Because this course has a gate for the Exam It seems like I wont be able to write it. It really bums me out, but I'd thought I'd take the time to make a blog about everything I've experienced in this course.
First year had my hopes up, being a game design course makes it sound pretty fun. It had its ups and downs, courses like Business of Gaming and the writing course. They had teachers who understood the students perceptive. Communication was key and every student knew what was going to happen in the course and what they had to do. Then there was stuff like Algorithms and game physics, marketing, and entrepreneurship. Classes that tried, but a lot of students left feeling bitter about it. Some of those courses didn't even come back, some good some bad. Overall first year wasn't a let down, but it wasn't crystal clear. It became apparent that GDW was a separate course, even though it was worth 25%. The problem with GDW is that the connection only goes one way, your game is part of your classes, but your classes never teach you how to make a game. A lot of the course was learning on my own online, and I later learned that was a large theme of the course.
Fun little mention here, our marketing teacher called us all "suckers" for having android phones, and said that consoles where dead and that there would be no next gen. She had no place teaching us about the industry.
I can't mention first year without a shout out to Tassos and Emilian. These guys single-handedly passed a large section of this course's students. Our year was known as the "year that didn't get pointers" and it's still known as that today. I swear Ken Finney said it himself. Tassos and Emilian ran an "optional" tutorial outside of class in the game lab to help us first years get what we needed. Let me say the only people who got this far in the course showed up to those tutorials. Thats a serious problem, the only people getting through your course are people who managed to go out of normal school regulations, to get help from older years. Help that may I remind, Tassos and Emilian didn't have to do so thank you guys.
Second year, my hopes where less, but not small enough. I got introduced to Hogue and his "land Mine" courses. Fail either Graphics or animations and you might as well drop your year, cause you have to start over. This was intimidating, what didn't help was Hogue's attitude towards student failure. Personally I was a programmer at the time, and those courses didn't really effect me, but I saw it effect others a lot. How Hogue taught wasn't teaching, it was a challenge. He'd take basic concepts and theories and talk about them, and then threw the technical part to yourself. Sure the TA went through coding, but that didn't really relate to anything that the Hogue part of the course was teaching. This pretty much applied to both graphics and animations.
There is no way I can let Game Design slip by this rant. That course had two options, to be good at a technical standard, or be good on a personal level. Students wouldn't of minded a Game design Course of long write ups, or one about just making games and enjoying your time. The course was neither, it was run by a TA who didn't know what she was doing and the origination and thought of the course was so bad it failed a lot of people and gave a lot of students who had 80% averages much less. Not to mention that the year before us had the same class with less of the problems. When there is a comparable example with the same name it makes a course look bad. A lot of my year's students agreed as class turn ups got close to the single digits late in the semester.

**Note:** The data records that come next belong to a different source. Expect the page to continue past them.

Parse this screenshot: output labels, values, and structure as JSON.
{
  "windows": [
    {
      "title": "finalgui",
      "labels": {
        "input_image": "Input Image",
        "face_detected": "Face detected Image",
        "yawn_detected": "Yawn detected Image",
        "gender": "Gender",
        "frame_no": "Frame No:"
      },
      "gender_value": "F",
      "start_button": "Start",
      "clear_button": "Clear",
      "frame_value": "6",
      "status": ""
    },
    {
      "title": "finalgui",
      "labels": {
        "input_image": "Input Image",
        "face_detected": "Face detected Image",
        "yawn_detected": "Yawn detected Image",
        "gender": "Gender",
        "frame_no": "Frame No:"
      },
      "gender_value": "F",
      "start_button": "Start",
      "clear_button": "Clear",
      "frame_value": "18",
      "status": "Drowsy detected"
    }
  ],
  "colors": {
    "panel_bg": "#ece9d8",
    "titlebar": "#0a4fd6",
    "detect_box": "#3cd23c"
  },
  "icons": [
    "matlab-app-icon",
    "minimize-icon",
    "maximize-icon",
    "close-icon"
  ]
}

Fun Fact: I failed game design last year, This year I'm taking the second year Game design, taught by Pejman. The third years are taking the SAME course with Pejman. By failing game design i still got to take the next game design. Some true design flaws.
There was also the accounting and entrepreneurship courses, whats not to love. Professors contacting the class on blackboard saying "Is anybody gonna show up today, i don't feel like going". Or accounting teachers doing the usual scam of having a new edition of the textbook each year, all written by them. These Courses really added a bad smell to the rotting body that the course was showing.
There is one really easy way to clean up this course and it all revolves around the most important part of it, GDW. The disconnect of this class really leaves a bad taste in the mouth of the 1st,2nd, and 3rd years I've talked to. They've stayed they really felt like the game was really thrown on them, and this leaves the game to be made by the lead programmers. What this course needs is a solid ground on the GDW, so far it really doesn't fit. The 25% in each class should be something entire classes should cover, they should have different sections for each member of a group based on there roles. They're thrown off as this mandatory thing the class needs, but they should be bigger than that. And if a class can't find a way of incorporating all the group members and their jobs, that class shouldn't be part of the curriculum. An Example would be this Game Engines class. looking at the homework theres tones of work you god split between artists, programmers, and level designers. Even producer wouldn't be left out by adding some sound design. If GDW was that connected it wouldn't feel like the job it does now. GDW feels just like a separate thing thats added to your issues in any course and thats a problem.
I hope this course grows into something more tangible and workable. There are many students I know that deserve to make it this far and didn't, and thats a problem I hope they learn from and fix in the future.